Despite the presence of some disease-related patterns along ethnic lines, the variety of haplotypes and SNPs for different genes renders the concept of race inept as a categorization of people in the context of preventive medicine. This is especially true given the increasing presence of ethnically admixed populations worldwide. When trying to identify genetic predispositions towards certain diseases, identifying specific AIMs would serve as a more precise categorization of people, although the categories would still have to be extremely dynamic and varying in order to encompass the many genetic nuances of human populations.

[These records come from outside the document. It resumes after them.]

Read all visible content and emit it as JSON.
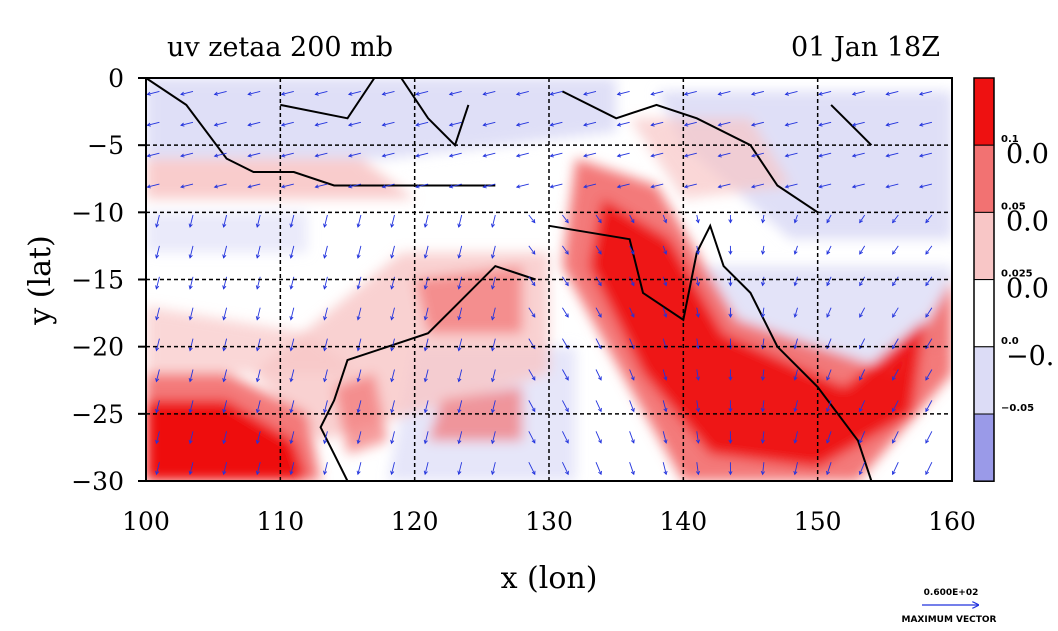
{
  "chart_data": {
    "type": "heatmap",
    "title": "uv zetaa 200 mb",
    "subtitle": "01 Jan 18Z",
    "xlabel": "x (lon)",
    "ylabel": "y (lat)",
    "xlim": [
      100,
      160
    ],
    "ylim": [
      -30,
      0
    ],
    "x_ticks": [
      "100",
      "110",
      "120",
      "130",
      "140",
      "150",
      "160"
    ],
    "y_ticks": [
      "0",
      "−5",
      "−10",
      "−15",
      "−20",
      "−25",
      "−30"
    ],
    "grid": true,
    "colorbar": {
      "placement": "right",
      "levels": [
        {
          "label": "0.1",
          "big_label": "0.0",
          "color": "#ee1111"
        },
        {
          "label": "0.05",
          "big_label": "0.0",
          "color": "#f27272"
        },
        {
          "label": "0.025",
          "big_label": "0.0",
          "color": "#f8c6c6"
        },
        {
          "label": "0.0",
          "big_label": "−0.",
          "color": "#ffffff"
        },
        {
          "label": "−0.05",
          "big_label": "",
          "color": "#dcdcf6"
        }
      ],
      "bottom_color": "#9a9ae8"
    },
    "vector_key": {
      "value_label": "0.600E+02",
      "caption": "MAXIMUM VECTOR"
    },
    "features": [
      {
        "name": "cyclonic vorticity band",
        "lon": [
          132,
          160
        ],
        "lat": [
          -8,
          -30
        ],
        "sign": "positive"
      },
      {
        "name": "vorticity maximum SW",
        "lon": [
          100,
          113
        ],
        "lat": [
          -22,
          -30
        ],
        "sign": "positive"
      }
    ]
  }
}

It is important to keep in mind that genetics is only one of many factors in the identification of disease susceptibility. Asthma risk, for instance, is also impacted by socioeconomic status  because environmental factors are important in development of the disease. As scientists Olden and White put it, “genetics loads the gun, but the environment pulls the trigger.” Individuals in impoverished areas within a more highly developed region risk greater exposure to risk factors such as traffic, mold, detrimental dietary options, and cigarette smoke, while potentially not being able to access adequate healthcare; thus, there is an uneven distribution of life-threatening asthmatic cases along socioeconomic lines. [7]

Genetics is only one of many factors in… disease susceptibility

Taking all of this into consideration when evaluating disease susceptibility individualized disease treatment is important.

There is also a further societal implication in the flaws of race as a construct. Race, especially in the US, serves as the basis for countless prejudices and conflicts; when this basis is rendered invalid, where does it leave us?

 

Related Links

  1. Salzano, Francisco, and Mónica Sans. “Interethnic Admixture and the Evolution of Latin American Populations.” Genetics and Molecular Biology, 2013, www.ncbi.nlm.nih.gov/pmc/articles/PMC3983580/#b13-gmb-37-151.
  2. Robinson, Mary Ann. “Linkage Disequilibrium - an Overview | ScienceDirect Topics.” Encyclopedia of Immunology (Second Edition), 1998, www.sciencedirect.com/topics/neuroscience/linkage-disequilibrium.
  3. Brody, Lawrence. “LOD Score.” Genome.Gov, www.genome.gov/genetics-glossary/LOD-Score.
  4. Shriner, Daniel. “Overview of Admixture Mapping.” Current Protocols in Human Genetics, 2013, currentprotocols.onlinelibrary.wiley.com/doi/abs/10.1002/0471142905.hg0123s76.
  5. Reich, David, et al. “Admixture Mapping of an Allele Affecting Interleukin 6 Soluble Receptor and Interleukin 6 Levels.” The American Journal of Human Genetics, 2007, www.cell.com/ajhg/fulltext/S0002-9297(07)61112-4.
  6. Talbot, Jhimmy, et al. “Interethnic Diversity of NAT2 Polymorphisms in Brazilian Admixed Populations.” BMC Genetics, 2010, link.springer.com/article/10.1186/1471-2156-11-87.
  7. Mersha, Tesfaye. “Mapping Asthma-Associated Variants in Admixed Populations.” Frontiers Genetics, 2015, www.frontiersin.org/articles/10.3389/fgene.2015.00292/full#B128.